10.2. Names for list type

It is recommended to name list types by appending -list suffix to the original type name.

For example, if we wanted to define a list of type t, we would name the type t-list.

Using *-list names for non-list types should be avoided.

One of possible Piqi future features can rely on that: piqi would recognize *-list type names as list types automatically removing the need for defining list types manually.

10.3. Naming of .piqi files

for naming .piqi files, it is better use lowercase and _ as word separator.

As with identifiers, the choice of this convention is determined by the fact that is is more universal and popular among various programming languages (and URLs!) than "MixedCase" naming schemes.

10.4. A note about directory paths

It is typical for .piqi modules to be located in nested directory hierarchies. When this is the case, directory paths become parts of module names. For example, if a Piqi module bar.piqi is defined inside directory foo, other modules may refer to it as foo/bar.

Piqi doesn’t impose any restriction on how directories should be named. However, future normalization schemes will likely automatically turn directory names to lowercase with - being a word separators.

Considering future normalization, it is recommenced to name directories using lowercase characters with - character as a word separator. This way directory name normalization won’t be needed.

10.5. Code formatting

Since Piqi is based on Piq syntax, general Piq formatting rules apply.
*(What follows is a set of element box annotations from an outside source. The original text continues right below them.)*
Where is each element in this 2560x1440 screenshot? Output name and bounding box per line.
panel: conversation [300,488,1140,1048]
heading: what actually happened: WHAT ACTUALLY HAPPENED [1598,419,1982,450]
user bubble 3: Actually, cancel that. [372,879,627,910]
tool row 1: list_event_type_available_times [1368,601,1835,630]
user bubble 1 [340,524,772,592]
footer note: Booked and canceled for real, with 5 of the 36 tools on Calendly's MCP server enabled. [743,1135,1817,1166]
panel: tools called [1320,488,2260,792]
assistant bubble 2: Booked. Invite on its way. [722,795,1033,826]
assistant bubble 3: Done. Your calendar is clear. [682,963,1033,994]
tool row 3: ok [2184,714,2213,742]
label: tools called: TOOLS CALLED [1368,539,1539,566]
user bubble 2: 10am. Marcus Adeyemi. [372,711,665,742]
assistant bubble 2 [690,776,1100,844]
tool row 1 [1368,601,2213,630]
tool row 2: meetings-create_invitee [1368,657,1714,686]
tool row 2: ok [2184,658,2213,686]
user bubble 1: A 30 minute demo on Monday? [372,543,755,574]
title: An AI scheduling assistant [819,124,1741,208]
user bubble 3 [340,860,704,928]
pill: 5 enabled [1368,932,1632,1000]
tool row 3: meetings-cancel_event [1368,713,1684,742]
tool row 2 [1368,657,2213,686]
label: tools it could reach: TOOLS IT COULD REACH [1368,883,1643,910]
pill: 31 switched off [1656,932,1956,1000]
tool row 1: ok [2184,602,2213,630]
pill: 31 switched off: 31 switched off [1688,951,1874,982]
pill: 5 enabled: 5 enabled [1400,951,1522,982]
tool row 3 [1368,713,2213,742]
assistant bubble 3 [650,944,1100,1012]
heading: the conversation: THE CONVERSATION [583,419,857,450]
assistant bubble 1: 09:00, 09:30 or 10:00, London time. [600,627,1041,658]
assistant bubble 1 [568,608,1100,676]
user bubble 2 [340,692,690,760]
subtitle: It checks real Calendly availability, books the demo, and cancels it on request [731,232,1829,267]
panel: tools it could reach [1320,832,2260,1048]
11. Miscellaneous Design Notes

  • For the sake of better readability and portability Piqi doesn’t support nested definitions.

  • As you may noticed, Piqi type definitions are strictly monomorphic. As with nested definitions, this design decision was driven by portability and simplicity of the Piqi language and its potential mappings. There are many programming languages that don’t support parametric polymorphism. On the other hand, the world of practical protocols and portable data is surprisingly monomorphic (with sequences being the only exception). This, in turn, means that the absence of polymorphism at the data definition level is unlikely to ever become a serious practical limitation.